An ALE residual distribution scheme for the unsteady Euler equations over triangular grids with local mesh adaptation

TL;DR

This paper introduces a novel residual distribution scheme for unsteady Euler equations on triangular grids with local mesh adaptation, avoiding interpolation and ensuring conservation and stability.

Contribution

It presents an interpolation-free mesh adaptation technique within the ALE framework that preserves numerical properties and enforces the geometric conservation law.

Findings

Successfully applied to 2D steady and unsteady flow simulations

Achieves high-order accuracy on unstructured grids

Prevents spurious oscillations in dynamic domains

Abstract

This work presents a novel interpolation-free mesh adaptation technique for the Euler equations within the arbitrary Lagrangian Eulerian framework. For the spatial discretization, we consider a residual distribution scheme, which provides a pretty simple way to achieve high order accuracy on unstructured grids.

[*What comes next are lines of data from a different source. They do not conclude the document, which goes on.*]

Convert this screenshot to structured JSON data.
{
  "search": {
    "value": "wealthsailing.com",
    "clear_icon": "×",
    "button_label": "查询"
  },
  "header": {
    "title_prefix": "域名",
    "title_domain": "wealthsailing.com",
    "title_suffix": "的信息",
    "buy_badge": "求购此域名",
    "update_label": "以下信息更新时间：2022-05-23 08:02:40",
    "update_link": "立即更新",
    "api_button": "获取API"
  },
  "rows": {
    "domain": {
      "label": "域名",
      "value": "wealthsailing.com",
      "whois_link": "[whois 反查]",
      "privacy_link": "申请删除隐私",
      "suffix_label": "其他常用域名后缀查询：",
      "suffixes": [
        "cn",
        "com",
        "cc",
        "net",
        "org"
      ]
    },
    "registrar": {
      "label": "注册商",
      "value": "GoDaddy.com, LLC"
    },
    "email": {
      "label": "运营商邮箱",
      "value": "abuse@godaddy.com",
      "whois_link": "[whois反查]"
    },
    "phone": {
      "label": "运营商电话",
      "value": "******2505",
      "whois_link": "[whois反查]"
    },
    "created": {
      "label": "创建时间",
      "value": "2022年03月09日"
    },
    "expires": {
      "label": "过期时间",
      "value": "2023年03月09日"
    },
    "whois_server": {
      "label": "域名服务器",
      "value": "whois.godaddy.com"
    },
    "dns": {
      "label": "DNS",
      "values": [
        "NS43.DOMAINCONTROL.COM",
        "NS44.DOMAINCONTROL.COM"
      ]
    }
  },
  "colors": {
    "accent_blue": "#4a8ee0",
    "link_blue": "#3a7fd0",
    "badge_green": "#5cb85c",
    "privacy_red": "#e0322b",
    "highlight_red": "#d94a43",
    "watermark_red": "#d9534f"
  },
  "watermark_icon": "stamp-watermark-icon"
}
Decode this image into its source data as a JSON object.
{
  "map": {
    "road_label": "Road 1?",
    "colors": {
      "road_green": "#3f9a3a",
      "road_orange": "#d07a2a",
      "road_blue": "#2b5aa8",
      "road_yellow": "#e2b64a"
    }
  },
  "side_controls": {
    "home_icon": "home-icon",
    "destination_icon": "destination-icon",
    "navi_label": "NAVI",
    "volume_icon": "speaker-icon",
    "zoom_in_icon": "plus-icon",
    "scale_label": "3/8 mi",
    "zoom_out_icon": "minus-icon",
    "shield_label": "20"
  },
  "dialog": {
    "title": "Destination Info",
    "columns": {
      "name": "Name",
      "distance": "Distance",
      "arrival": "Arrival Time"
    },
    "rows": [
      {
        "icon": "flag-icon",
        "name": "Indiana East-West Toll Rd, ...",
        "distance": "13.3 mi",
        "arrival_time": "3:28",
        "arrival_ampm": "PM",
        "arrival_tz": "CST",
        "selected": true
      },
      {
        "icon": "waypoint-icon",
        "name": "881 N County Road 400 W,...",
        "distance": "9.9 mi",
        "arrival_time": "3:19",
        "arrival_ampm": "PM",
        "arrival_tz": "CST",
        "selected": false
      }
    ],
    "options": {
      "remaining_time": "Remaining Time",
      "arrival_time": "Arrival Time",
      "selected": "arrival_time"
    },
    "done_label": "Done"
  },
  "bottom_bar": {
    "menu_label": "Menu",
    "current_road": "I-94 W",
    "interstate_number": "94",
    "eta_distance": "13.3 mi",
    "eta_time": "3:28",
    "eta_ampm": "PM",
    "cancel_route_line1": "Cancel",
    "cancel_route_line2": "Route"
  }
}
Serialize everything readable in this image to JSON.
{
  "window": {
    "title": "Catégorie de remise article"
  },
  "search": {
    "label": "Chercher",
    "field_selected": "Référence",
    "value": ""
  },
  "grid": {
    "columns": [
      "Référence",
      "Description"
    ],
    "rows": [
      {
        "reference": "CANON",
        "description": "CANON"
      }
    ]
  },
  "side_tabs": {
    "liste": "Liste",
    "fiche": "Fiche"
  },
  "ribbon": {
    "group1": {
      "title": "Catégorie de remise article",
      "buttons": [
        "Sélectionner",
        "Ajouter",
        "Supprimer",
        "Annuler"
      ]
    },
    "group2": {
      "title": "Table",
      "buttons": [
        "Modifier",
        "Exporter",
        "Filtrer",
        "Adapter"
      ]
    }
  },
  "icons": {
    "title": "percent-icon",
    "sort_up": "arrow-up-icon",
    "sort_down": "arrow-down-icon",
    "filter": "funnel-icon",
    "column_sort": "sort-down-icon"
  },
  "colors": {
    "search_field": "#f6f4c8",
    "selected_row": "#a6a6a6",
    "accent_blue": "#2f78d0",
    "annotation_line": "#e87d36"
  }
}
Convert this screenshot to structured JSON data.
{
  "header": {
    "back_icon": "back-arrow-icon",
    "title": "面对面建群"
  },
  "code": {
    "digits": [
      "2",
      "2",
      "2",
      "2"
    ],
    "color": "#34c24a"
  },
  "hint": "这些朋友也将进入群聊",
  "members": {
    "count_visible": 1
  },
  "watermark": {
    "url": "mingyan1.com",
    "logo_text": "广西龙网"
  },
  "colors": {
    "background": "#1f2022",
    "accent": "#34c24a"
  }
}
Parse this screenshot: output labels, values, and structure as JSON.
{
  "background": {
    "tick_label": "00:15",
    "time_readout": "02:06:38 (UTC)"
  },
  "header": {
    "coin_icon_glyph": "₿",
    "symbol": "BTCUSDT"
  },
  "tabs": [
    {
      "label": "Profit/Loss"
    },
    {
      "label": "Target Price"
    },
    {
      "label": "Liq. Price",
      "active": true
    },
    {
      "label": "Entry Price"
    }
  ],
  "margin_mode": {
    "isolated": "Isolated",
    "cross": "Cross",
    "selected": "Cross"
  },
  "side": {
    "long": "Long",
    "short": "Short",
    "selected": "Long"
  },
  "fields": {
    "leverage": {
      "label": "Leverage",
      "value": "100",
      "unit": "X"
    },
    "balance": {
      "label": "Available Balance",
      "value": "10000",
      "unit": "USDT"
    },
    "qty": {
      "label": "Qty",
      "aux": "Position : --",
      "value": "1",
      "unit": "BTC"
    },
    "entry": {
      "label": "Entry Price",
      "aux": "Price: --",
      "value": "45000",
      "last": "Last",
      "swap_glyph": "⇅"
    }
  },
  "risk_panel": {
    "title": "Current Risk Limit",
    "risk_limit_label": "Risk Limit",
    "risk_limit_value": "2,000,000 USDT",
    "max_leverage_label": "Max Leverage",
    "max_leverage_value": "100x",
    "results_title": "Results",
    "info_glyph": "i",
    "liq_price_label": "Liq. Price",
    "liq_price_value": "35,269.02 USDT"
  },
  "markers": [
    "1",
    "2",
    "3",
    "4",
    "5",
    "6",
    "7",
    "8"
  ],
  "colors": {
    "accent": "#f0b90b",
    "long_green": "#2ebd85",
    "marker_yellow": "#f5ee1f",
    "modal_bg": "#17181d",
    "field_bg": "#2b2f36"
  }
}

Thanks to a special interpretation of the mesh connectivity changes as a series of fictitious continuous deformations, we can enforce by construction the so-called geometric conservation law, which helps to avoid spurious oscillations while solving the governing equations over dynamic domains. This strategy preserves the numerical properties of the underlying, fixed-connectivity scheme, such as conservativeness and stability, as it avoids an explicit interpolation of the solution between different grids. The proposed approach is validated through the two-dimensional simulations of steady and unsteady flow problems over unstructured grids.